Bayo Akomolafe: "Dizemos que estamos promovendo mudanças, mas reforçamos peças antigas"

Filósofo e professor nigeriano defende formas libertadoras de pensar o mundo e a filantropia, fugindo da lógica responsável pelos problemas que enfrentamos hoje

Leonardo Neiva 13 de Abril de 2025

Bayo Akomolafe: “Dizemos que estamos promovendo mudanças, mas reforçamos peças antigas”
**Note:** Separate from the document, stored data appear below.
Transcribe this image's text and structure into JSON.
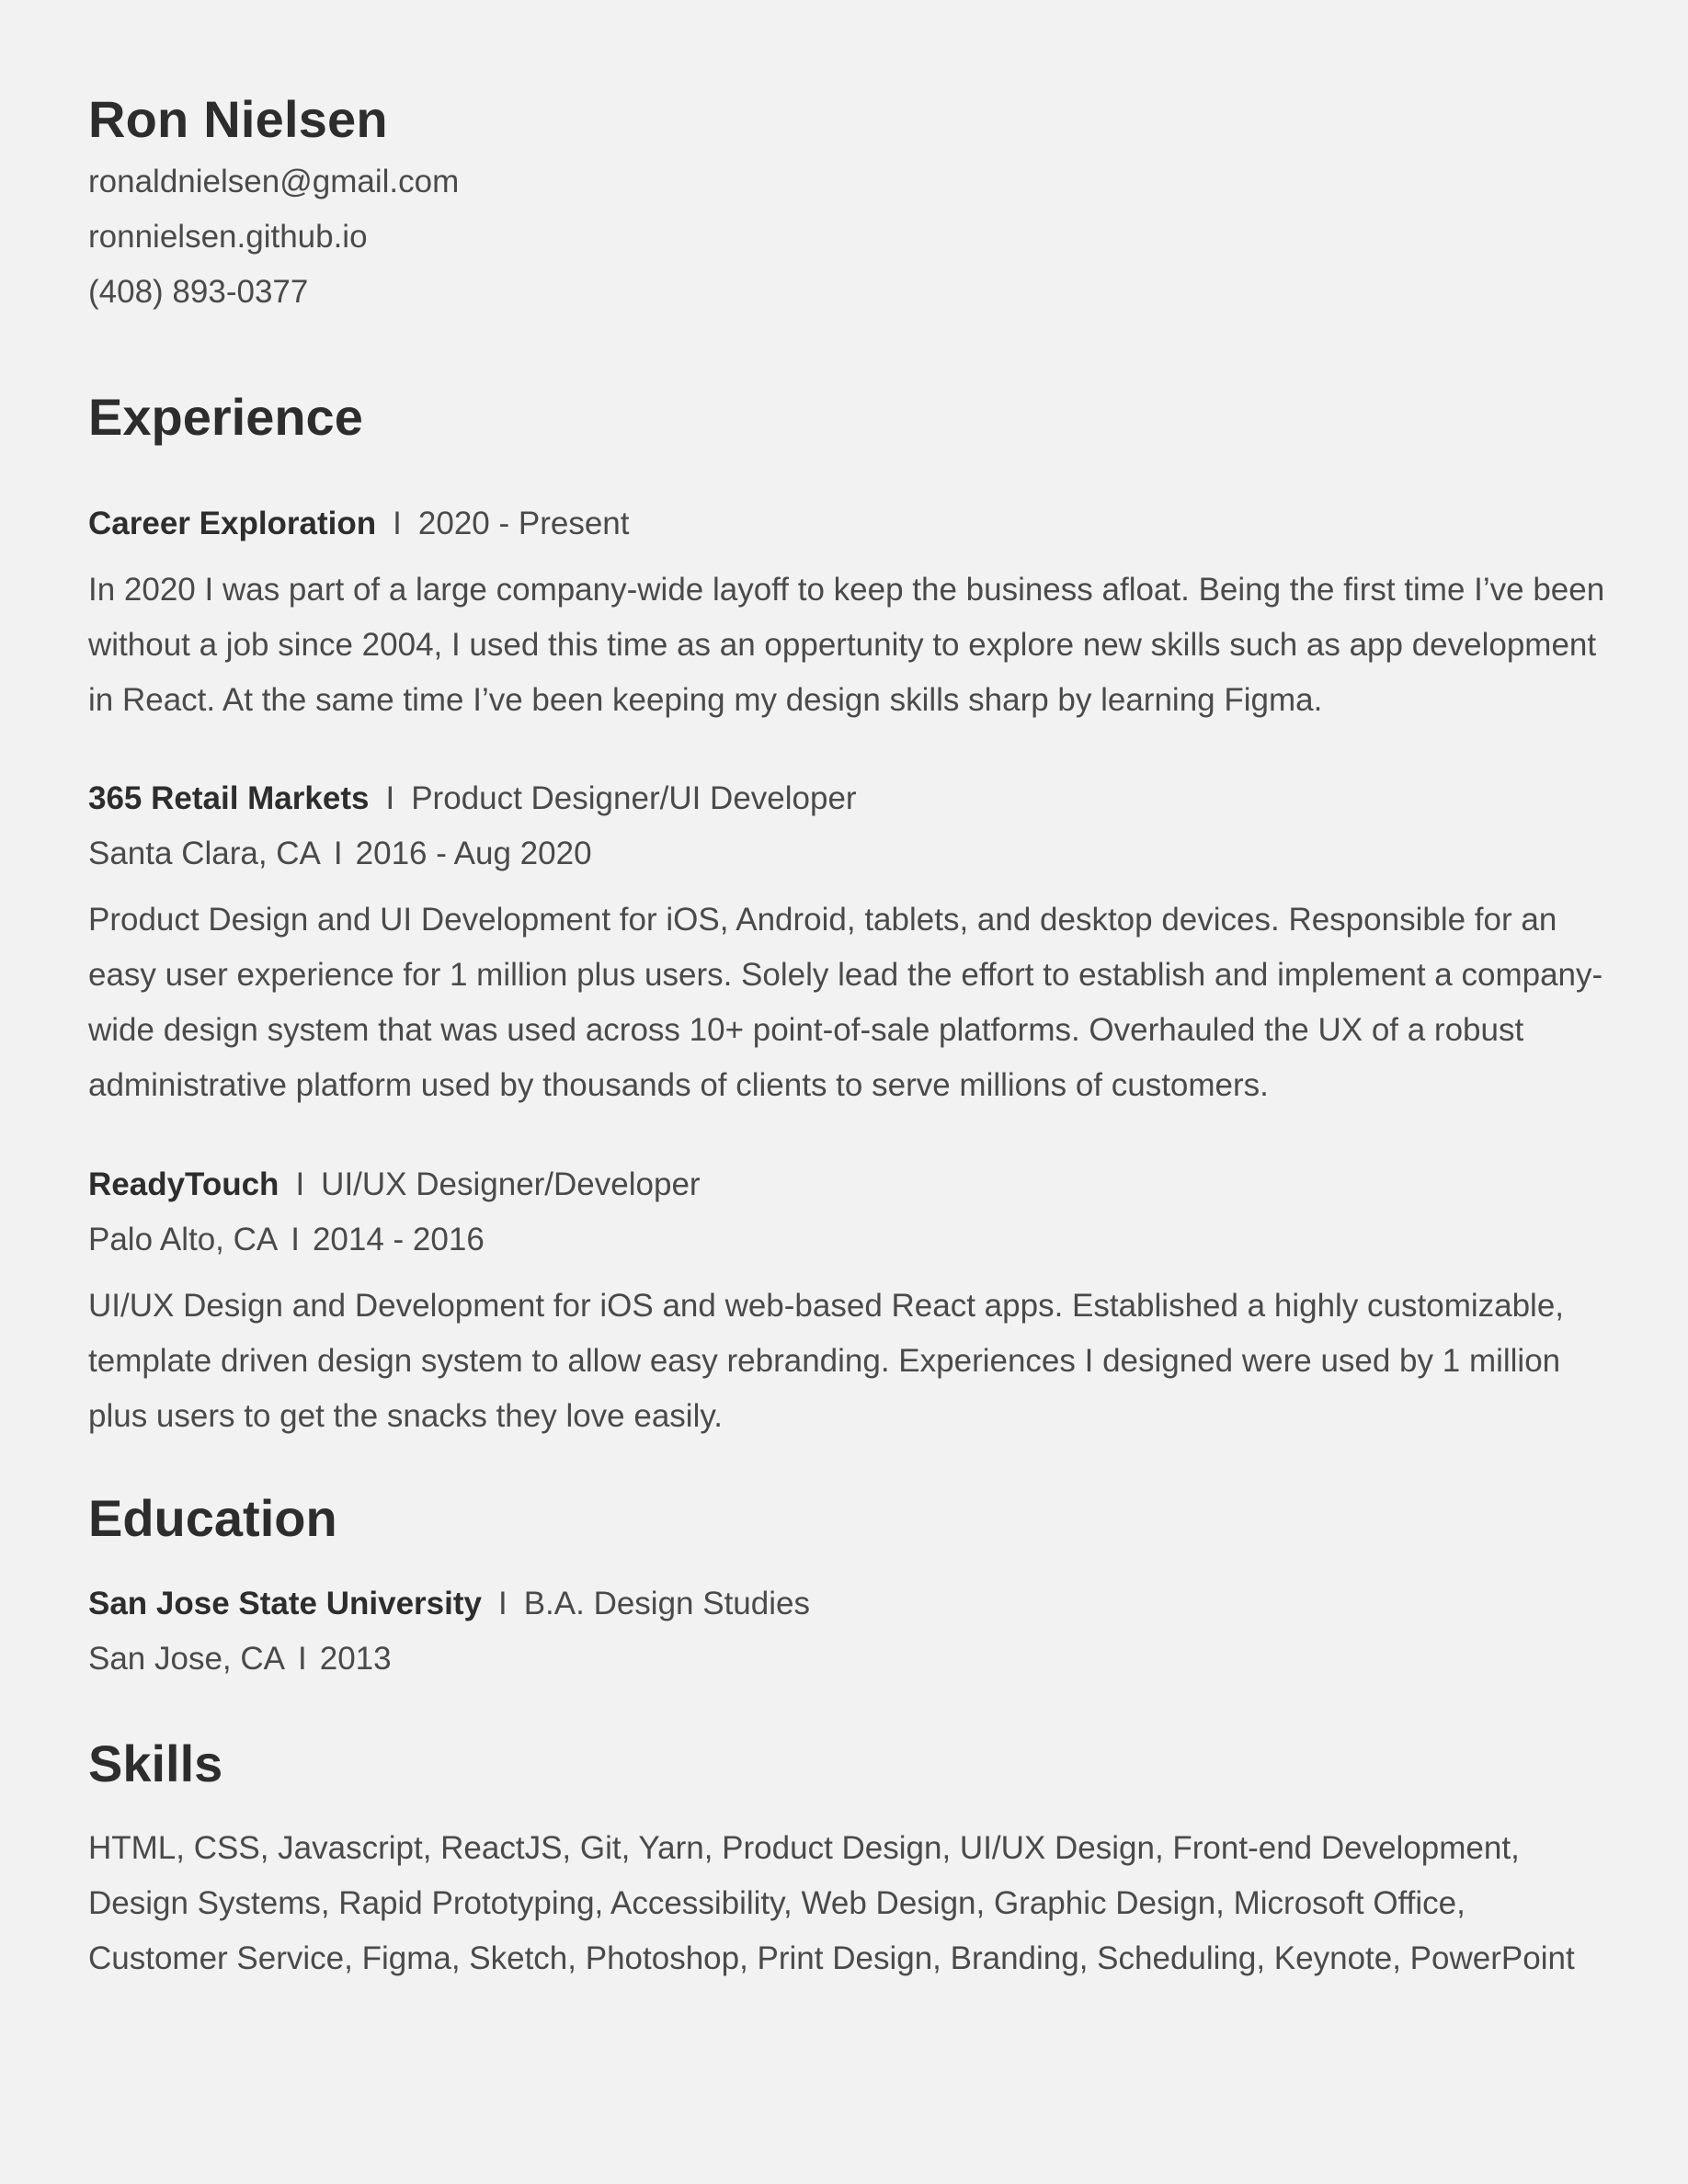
{
  "header": {
    "name": "Ron Nielsen",
    "email": "ronaldnielsen@gmail.com",
    "website": "ronnielsen.github.io",
    "phone": "(408) 893-0377"
  },
  "experience": {
    "title": "Experience",
    "entries": [
      {
        "org": "Career Exploration",
        "role": "2020 - Present",
        "location": "",
        "dates": "",
        "description": "In 2020 I was part of a large company-wide layoff to keep the business afloat. Being the first time I’ve been without a job since 2004, I used this time as an oppertunity to explore new skills such as app development in React. At the same time I’ve been keeping my design skills sharp by learning Figma."
      },
      {
        "org": "365 Retail Markets",
        "role": "Product Designer/UI Developer",
        "location": "Santa Clara, CA",
        "dates": "2016 - Aug 2020",
        "description": "Product Design and UI Development for iOS, Android, tablets, and desktop devices. Responsible for an easy user experience for 1 million plus users. Solely lead the effort to establish and implement a company-wide design system that was used across 10+ point-of-sale platforms. Overhauled the UX of a robust administrative platform used by thousands of clients to serve millions of customers."
      },
      {
        "org": "ReadyTouch",
        "role": "UI/UX Designer/Developer",
        "location": "Palo Alto, CA",
        "dates": "2014 - 2016",
        "description": "UI/UX Design and Development for iOS and web-based React apps. Established a highly customizable, template driven design system to allow easy rebranding. Experiences I designed were used by 1 million plus users to get the snacks they love easily."
      }
    ]
  },
  "education": {
    "title": "Education",
    "school": "San Jose State University",
    "degree": "B.A. Design Studies",
    "location": "San Jose, CA",
    "year": "2013"
  },
  "skills": {
    "title": "Skills",
    "text": "HTML, CSS, Javascript, ReactJS, Git, Yarn, Product Design, UI/UX Design, Front-end Development, Design Systems, Rapid Prototyping, Accessibility, Web Design, Graphic Design, Microsoft Office, Customer Service, Figma, Sketch, Photoshop, Print Design, Branding, Scheduling, Keynote, PowerPoint"
  },
  "separator": "I"
}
Leonardo Neiva 13 de Abril de 2025
Foto de Danilo Mantovani

Filósofo e professor nigeriano defende formas libertadoras de pensar o mundo e a filantropia, fugindo da lógica responsável pelos problemas que enfrentamos hoje

A sociedade hoje busca responder aos seus muitos problemas ambientais e sociais como se fosse um pêndulo, que oscila às vezes mais à direita, às vezes mais à esquerda. Embora muitas dessas oscilações pareçam disruptivas, são elas na verdade que mantêm os ponteiros do relógio funcionando — e, em seu balançar, impedem que as coisas de fato mudem na velocidade necessária. A analogia feita pelo filósofo, escritor e professor nigeriano Bayo Akomolafe explica em grande parte a abordagem pouco ortodoxa do pensador para questões como filantropia e mudança social.
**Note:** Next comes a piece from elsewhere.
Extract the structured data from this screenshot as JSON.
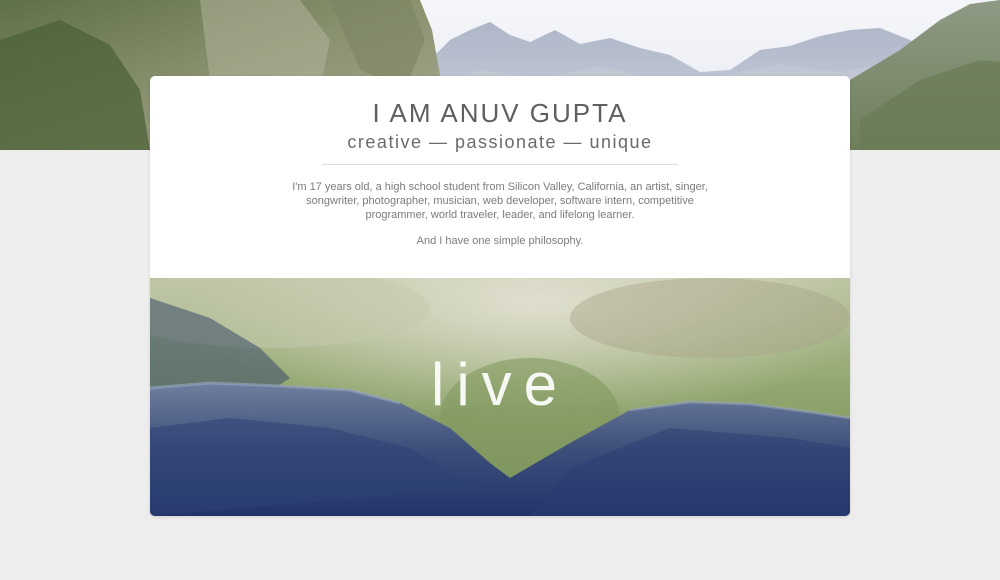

“Quero romper a dinâmica do pêndulo na política atual”, afirma Akomolafe em entrevista a Gama. “Se o ativismo está se tornando parte da política estabelecida, se o que fazemos já é antecipado pelo estado, então devemos buscar outro gesto que não seja sinalizado na política.”

O filósofo esteve em fevereiro no Brasil para realizar palestras e workshops, além de gravar o documentário “Em Tempos Urgentes, Vamos Desacelerar”. O título do filme resume sua visão sobre a importância, como indivíduos em sociedade, de reduzirmos a velocidade em que costumamos funcionar no dia a dia. A relação de Akomolafe com o Brasil, aliás, é mais antiga e tem a ver com suas raízes iorubás, centrais em sua maneira de pensar o mundo.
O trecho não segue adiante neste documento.